Des ajustements qui questionnent l’avenir
Cependant, cette stabilité est accompagnée de restrictions budgétaires significatives. Les subventions pour certains équipements, comme les chauffages au bois ou à la biomasse, seront réduites de 30 %, tandis que les avances pour les ménages modestes passeront de 70 % à 50 %. En outre, le budget total consacré à MaPrimeRénov’ diminue drastiquement, passant de 4 milliards d’euros en 2024 à seulement 2,3 milliards pour 2025.
Ces coupes budgétaires inquiètent. « La baisse des aides alourdit la charge financière pour les ménages les plus modestes et pourrait freiner le rythme des rénovations », estime Terry Tang, directeur général France de Clivet, fournisseur de systèmes CVC.
Une vision politique encore floue
Bien que le dispositif soit reconduit, les professionnels déplorent le manque de visibilité à moyen terme. En effet, cette prolongation ne garantit qu’une année de stabilité, laissant planer des incertitudes sur l’avenir du secteur au-delà de 2025. Et cette reconduite temporaire est perçue comme une réponse plus politique que stratégique. Terry Tang souligne : « Ce qui freine le plus notre industrie, ce n’est pas tant la baisse des subventions, mais l’instabilité politique. Les acteurs économiques ont besoin de règles du jeu claires et durables pour investir et s’organiser. »
À cela s’ajoute la crainte d’un ralentissement de la dynamique de rénovation énergétique en raison de ces incertitudes politiques. Si MaPrimeRénov' a permis de financer 240 000 rénovations en 2024, l’objectif annoncé de 350 000 pour 2025 semble ambitieux, voire irréaliste sans un cadre budgétaire solide. Or, pour assurer le succès de la transition énergétique, il sera indispensable de garantir un dispositif pérenne, qui réponde aux attentes des ménages et des acteurs du Bâtiment.
3 questions à : Terry Tang, directeur général de Clivet France
Si les mesures sont reconduites, on constate cependant quelques changements...
En effet, bien que les règles actuelles soient reconduites, des modifications entreront en vigueur. Par exemple, les subventions pour certains équipements comme les chauffages au bois vont diminuer d’environ 30 %, et l’avance de fonds pour les ménages modestes passera de 70 % à 50 %. Pour autant, ces ajustements, bien que significatifs, ne devraient pas être rédhibitoires pour les ménages. Les professionnels ont les moyens de s’adapter et de continuer à accompagner leurs clients dans leurs projets.
Quelles sont vos principales inquiétudes concernant ce dispositif ?
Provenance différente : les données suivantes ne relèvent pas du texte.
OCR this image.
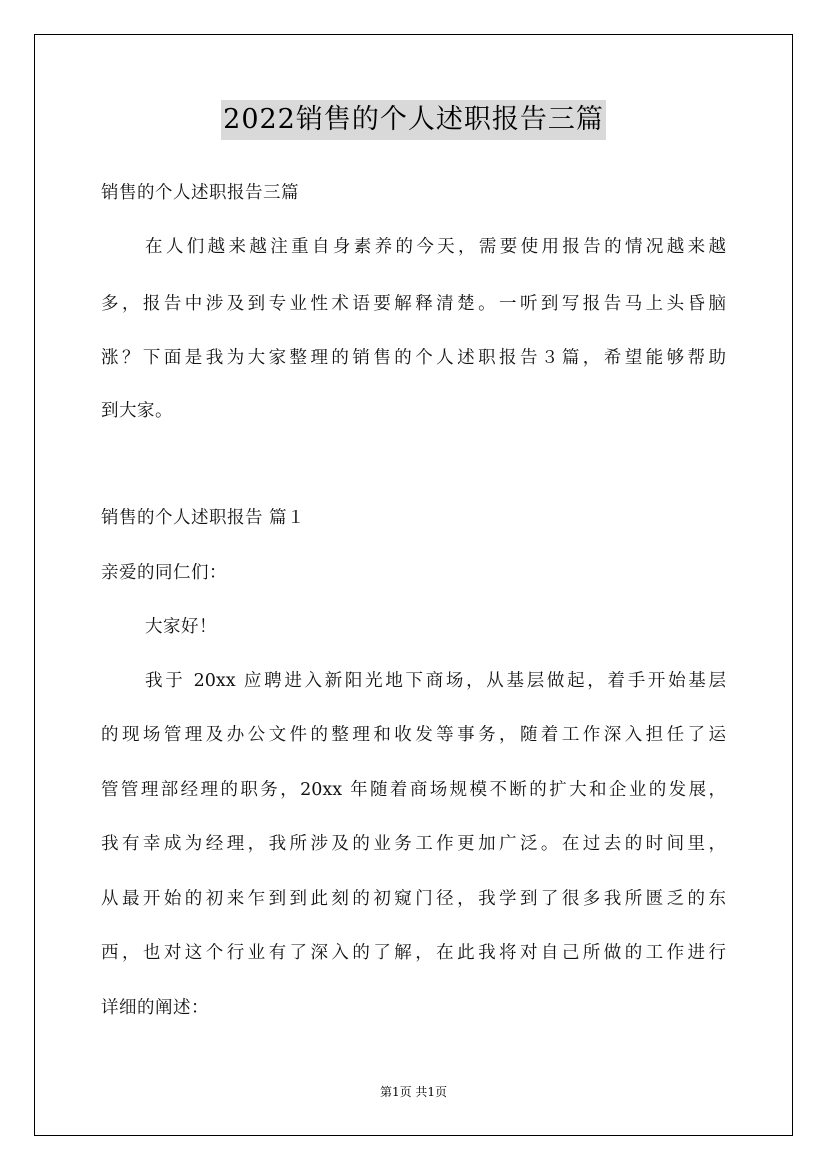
2022销售的个人述职报告三篇
销售的个人述职报告三篇
在人们越来越注重自身素养的今天，需要使用报告的情况越来越
多，报告中涉及到专业性术语要解释清楚。一听到写报告马上头昏脑
涨？下面是我为大家整理的销售的个人述职报告３篇，希望能够帮助
到大家。
销售的个人述职报告 篇１
亲爱的同仁们：
大家好！
我于 20xx 应聘进入新阳光地下商场，从基层做起，着手开始基层
的现场管理及办公文件的整理和收发等事务，随着工作深入担任了运
管管理部经理的职务，20xx 年随着商场规模不断的扩大和企业的发展，
我有幸成为经理，我所涉及的业务工作更加广泛。在过去的时间里，
从最开始的初来乍到到此刻的初窥门径，我学到了很多我所匮乏的东
西，也对这个行业有了深入的了解，在此我将对自己所做的工作进行
详细的阐述：
第1页 共1页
Ce n’est pas tant la baisse des aides qui nous préoccupe, mais plutôt l’instabilité politique et le manque de visibilité. Par ailleurs, la stabilité salutaire des règles de MaPrimeRénov' en 2025 doit aussi s’accompagner d’une réelle simplification des parcours de travaux en faveur de la massification des rénovations d’ampleur des logements. Car le flou et la complexité des procédures impactent directement la dynamique de la transition énergétique et met en danger la pérennité de nombreuses entreprises.
Qu’attendez-vous maintenant ?
Nous espérons une stabilisation politique et une confirmation rapide du budget pour 2025. Ce serait un signal fort pour le secteur. Mais pour que cet effort collectif réussisse, il faut absolument un cadre clair et durable. Sans cela, la dynamique de la rénovation énergétique risque de s’essouffler, et ce serait une perte pour tout le monde.